A Wetsuit Alternative

Gul Evotherm Clothing
It's not very often I get excited by new products these days. I still like Aqua Sphere's Kaiman goggle 13 years after it first came out. The only earplugs I use are the Zoggs Aqua Plugz, silicone and shaped like the ear, similar to the Ear-ex ones I discovered in 1993. And I'm very thankful for the innovation of Jammers (men's knee length trunks). I do cringe when I see old photos of myself in trunks the shape of women's knickers! But we do still sell them.

If I used a wetsuit, it would be Aqua Sphere's Aqua Skin because it's well made, good value and not so thick you can't move. The trouble is, neoprene irritates my skin and I'd prefer to suffer a dose of hypothermia than a sleepless night scratching the bits my rash vest hasn't protected. But I do like to swim outdoors in west Wales, pootling around in the water like a Victorian poet, drinking in the surroundings, putting a few strokes together and playing with my dog. On holiday abroad, I enjoy swimming with the fish but don't want a burnt back, and outdoor pools can be cold if unheated. So I need a wetsuit alternative.

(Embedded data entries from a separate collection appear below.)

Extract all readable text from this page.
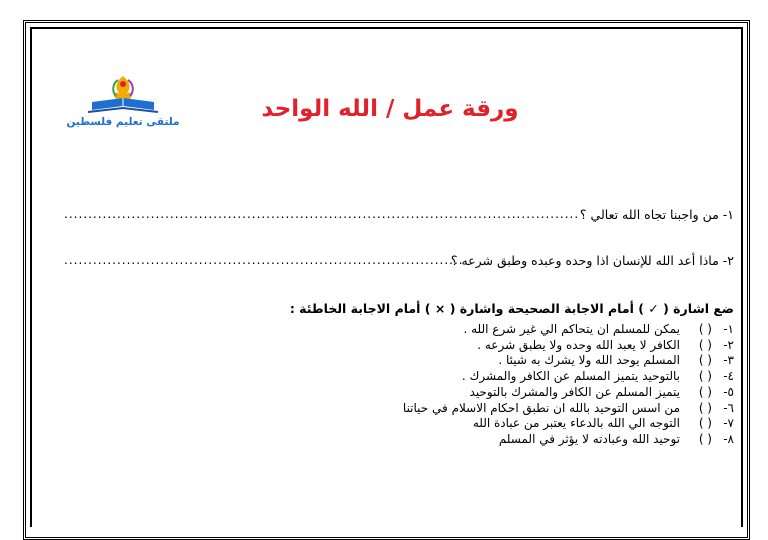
ملتقى تعليم فلسطين	ورقة عمل / الله الواحد
١- من واجبنا تجاه الله تعالي ؟
...........................................................................................................
٢- ماذا أعد الله للإنسان اذا وحده وعبده وطبق شرعه ؟
...................................................................................
ضع اشارة ( ✓ ) أمام الاجابة الصحيحة واشارة ( × ) أمام الاجابة الخاطئة :
١-( )يمكن للمسلم ان يتحاكم الي غير شرع الله .
٢-( )الكافر لا يعبد الله وحده ولا يطبق شرعه .
٣-( )المسلم يوحد الله ولا يشرك به شيئا .
٤-( )بالتوحيد يتميز المسلم عن الكافر والمشرك .
٥-( )يتميز المسلم عن الكافر والمشرك بالتوحيد
٦-( )من اسس التوحيد بالله ان نطبق احكام الاسلام في حياتنا
٧-( )التوجه الي الله بالدعاء يعتبر من عبادة الله
٨-( )توحيد الله وعبادته لا يؤثر في المسلم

Luckily, I've found something which meets my needs perfectly: the Gul Evotherm range, with 'core insulation technology' – oh yeah!....

Gul say: 'Lightweight, hollow fibre, stretch fabric which provides optimum warmth through thermal insulation.... Fabric is 8 oz, four way stretch, thermal fabric with fine brushed wicking inner surface.'

I say: Cosy, fleecy lining which doesn't irritate the skin. Tight fitting but easy to get into, and off. Takes the edge off when it's cold but doesn't restrict your movement like wetsuits. Great for teachers who want to keep warm when working in cold water (though it isn't specially treated to be chlorine resistant). Makes me feel like the man from Milk Tray.

I used an Evotherm short sleeved top in UK and abroad in the summer and thought it was great. But on a recent trip to the Swimming Without Stress stockroom I discovered a long sleeved top, even better, and Cheryl has just given me, as a 22nd wedding anniversary present I think, some Evotherm Longjohns, which I'm over the moon with. So I've got the full Gul Evotherm set and I'm off to Lanzarote at the end of November where I'll be doing a bit of teaching and lots of swimming. I'm so excited, I might go to bed in my Evotherm kit the night before I go, and wear it on the plane!